The Law on State Language adopted on 9 December 1999 is in force now. The purposes of the present Law are: the preservation, protection and development of the Latvian language, the integration of national minorities in the society of Latvia while observing their rights to use their mother tongue or any other language.

Two intertwining processes are taking place now in Latvia: the integration of the society in Latvia (the linguistic integration against the background of the Latvian language skills) and integration of Latvia into the European Union (involving individual plurilingualism). Therefore the language planning strategy proceeds from the following principles: 1) an official language is both the symbol of the state and an instrument for integration of society. Learning and usage of Latvian is one of the main factors, which ensures the stability of a multilingual state, 2) ensuring all inhabitants of Latvia the possibility to study and to use the Latvian language in order to promote the integration of the society; 3) supporting the learning and use of the minority languages in Latvia; 4) ensuring the possibility to study foreign languages in order to stimulate readiness for communication in a foreign language and integration into European structures.

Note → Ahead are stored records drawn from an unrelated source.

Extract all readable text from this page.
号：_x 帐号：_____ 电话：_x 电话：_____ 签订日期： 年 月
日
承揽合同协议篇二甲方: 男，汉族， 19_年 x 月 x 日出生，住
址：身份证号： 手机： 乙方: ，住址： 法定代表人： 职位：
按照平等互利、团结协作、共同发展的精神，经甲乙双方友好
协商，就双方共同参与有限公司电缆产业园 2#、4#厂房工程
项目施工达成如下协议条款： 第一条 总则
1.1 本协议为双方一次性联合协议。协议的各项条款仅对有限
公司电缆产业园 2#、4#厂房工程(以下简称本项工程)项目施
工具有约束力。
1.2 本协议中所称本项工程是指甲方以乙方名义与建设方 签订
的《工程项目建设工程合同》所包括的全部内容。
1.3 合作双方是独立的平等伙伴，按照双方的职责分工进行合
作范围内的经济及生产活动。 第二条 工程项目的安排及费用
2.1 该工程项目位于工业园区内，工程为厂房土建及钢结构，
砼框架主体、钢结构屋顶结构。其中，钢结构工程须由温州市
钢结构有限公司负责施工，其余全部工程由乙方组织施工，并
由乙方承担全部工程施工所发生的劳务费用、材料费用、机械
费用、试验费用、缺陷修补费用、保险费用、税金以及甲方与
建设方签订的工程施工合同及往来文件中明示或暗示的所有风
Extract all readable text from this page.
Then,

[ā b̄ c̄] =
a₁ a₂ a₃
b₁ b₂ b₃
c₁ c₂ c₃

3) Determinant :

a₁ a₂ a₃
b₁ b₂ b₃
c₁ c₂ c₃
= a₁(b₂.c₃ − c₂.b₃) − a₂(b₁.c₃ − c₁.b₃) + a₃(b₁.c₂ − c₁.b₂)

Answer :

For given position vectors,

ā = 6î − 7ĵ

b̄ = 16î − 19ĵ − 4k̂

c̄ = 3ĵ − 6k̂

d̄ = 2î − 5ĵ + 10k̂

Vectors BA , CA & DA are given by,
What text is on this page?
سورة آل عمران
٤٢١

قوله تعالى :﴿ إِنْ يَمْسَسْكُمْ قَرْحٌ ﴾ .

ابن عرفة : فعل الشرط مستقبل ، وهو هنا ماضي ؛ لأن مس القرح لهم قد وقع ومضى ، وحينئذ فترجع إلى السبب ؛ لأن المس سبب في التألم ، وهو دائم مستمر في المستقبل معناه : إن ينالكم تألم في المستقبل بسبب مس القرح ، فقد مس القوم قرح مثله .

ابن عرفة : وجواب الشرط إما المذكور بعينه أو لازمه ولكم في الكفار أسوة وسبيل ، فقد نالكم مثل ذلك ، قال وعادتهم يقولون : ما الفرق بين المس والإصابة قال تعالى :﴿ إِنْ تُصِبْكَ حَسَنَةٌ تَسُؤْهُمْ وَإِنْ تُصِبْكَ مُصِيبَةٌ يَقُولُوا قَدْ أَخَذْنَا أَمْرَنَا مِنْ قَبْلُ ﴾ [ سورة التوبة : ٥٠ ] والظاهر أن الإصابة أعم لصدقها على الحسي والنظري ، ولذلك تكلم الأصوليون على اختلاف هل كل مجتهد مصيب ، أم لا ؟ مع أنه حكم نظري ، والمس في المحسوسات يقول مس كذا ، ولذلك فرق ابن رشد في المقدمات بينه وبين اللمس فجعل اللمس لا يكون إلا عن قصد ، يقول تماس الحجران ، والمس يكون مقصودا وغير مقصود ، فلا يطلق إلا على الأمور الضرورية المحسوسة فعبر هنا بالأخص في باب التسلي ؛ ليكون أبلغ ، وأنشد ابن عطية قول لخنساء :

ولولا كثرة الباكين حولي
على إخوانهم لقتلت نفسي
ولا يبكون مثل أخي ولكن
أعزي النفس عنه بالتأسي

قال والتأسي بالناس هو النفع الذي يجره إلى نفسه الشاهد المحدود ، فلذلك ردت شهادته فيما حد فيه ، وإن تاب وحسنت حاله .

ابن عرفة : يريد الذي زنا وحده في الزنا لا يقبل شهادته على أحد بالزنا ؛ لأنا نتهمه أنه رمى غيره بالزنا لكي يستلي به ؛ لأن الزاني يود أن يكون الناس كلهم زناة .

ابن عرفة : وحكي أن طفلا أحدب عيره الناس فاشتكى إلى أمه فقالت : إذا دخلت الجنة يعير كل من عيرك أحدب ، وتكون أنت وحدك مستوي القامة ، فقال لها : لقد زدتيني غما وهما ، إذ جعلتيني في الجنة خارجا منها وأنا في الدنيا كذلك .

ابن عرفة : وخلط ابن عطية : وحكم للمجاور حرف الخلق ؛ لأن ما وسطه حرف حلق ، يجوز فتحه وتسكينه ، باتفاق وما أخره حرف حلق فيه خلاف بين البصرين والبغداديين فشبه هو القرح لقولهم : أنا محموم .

4. Language skills and language attitudes

The ethnodemographic composition of Latvia is as follows: Latvians 57.6%, Russians 29,6%, Belarusans 4,1%, Ukrainians 2.7%, Poles 2.5%, Lithuanians 1.4%, Jews 0.4%, Roma 0.3%, Germans 0.2%, Livs (177 people, 8 persons declared Livonian as their first language) (2000 Census). Because of the high level of linguistic assimilation (Russification) among speakers of languages other than Latvian and Russian the notions of national (ethnic) minority and linguistic minority do not coincide in Latvia. For example, only 2.1% Belarusans, 3.7% Ukrainians, 9.5% Poles declared the respective languages as their native languages (2000 Census). The population census in 2000 shows that Latvian as native language have indicated 62% of Latvia’s inhabitants, although Latvians are only 57,6% of population. Russian as native tongue have indicated 36,1% inhabitants of Latvia, although Russians are 29,6% of all inhabitants of Latvia. In Latvia representatives of minorities have more desire to identify themselves with Russian minority (Baltaiskalna 2001).

During ten years of independence there was a considerable progress in Latvian language skills among minorities. During 1989 census the Latvian language skills were declared by 18-20% of minority representatives. According to the 2000 Census 59% Russians, 55% Belarusans, 54% Ukrainians, 65% Poles declared Latvian language skills. The number of minority representatives having no Latvian language skills at all is diminishing – 78-80% in 1989, 22% in 1996, 9% in 2000 (Baltic Data House, 2000). The renewal of minority languages takes place quite slowly. E.g. there are 1095 general education schools in Latvia in the school year 2000/2001: 66.3% with Latvian, 33.3% with Russian as language of instruction. Only 0.4% of schools teach in any other language. In general, the population of Latvia is bilingual or even multilingual. In 2000 about 75% of the representatives of Latvia’s minorities declared Latvian language skills. Approximately the same percentage of Latvians declared Russian language skills. Thus, about 75-80% inhabitants of Latvia are at least bilingual – in comparison to 44% in the EU Member States. Latvian is studied in all schools, and 23.65% of Latvian pupils study Russian.

The State ensures the right of every resident to master Latvian. However, high level skills of the State language is still a problem in Latvia although the general attitude is mainly positive. To the question "Must the inhabitants of Latvia know Latvian?" most of respondents gave a positive answer: 91% citizens of Latvian, 79.6% non-citizens, 87.5% men, 91.1% women (LLI, 1999). 95,8% Russian speakers with higher education, 93,2% with secondary education and 91,8% with special secondary education expressed a wish that their children could speak Latvian. However, at the same time more than 70% of minority representatives would want Russian to be proclaimed the second official language in Latvia in a hope that the Russian-speakers could remain monolingual (Baltic Data House 1998).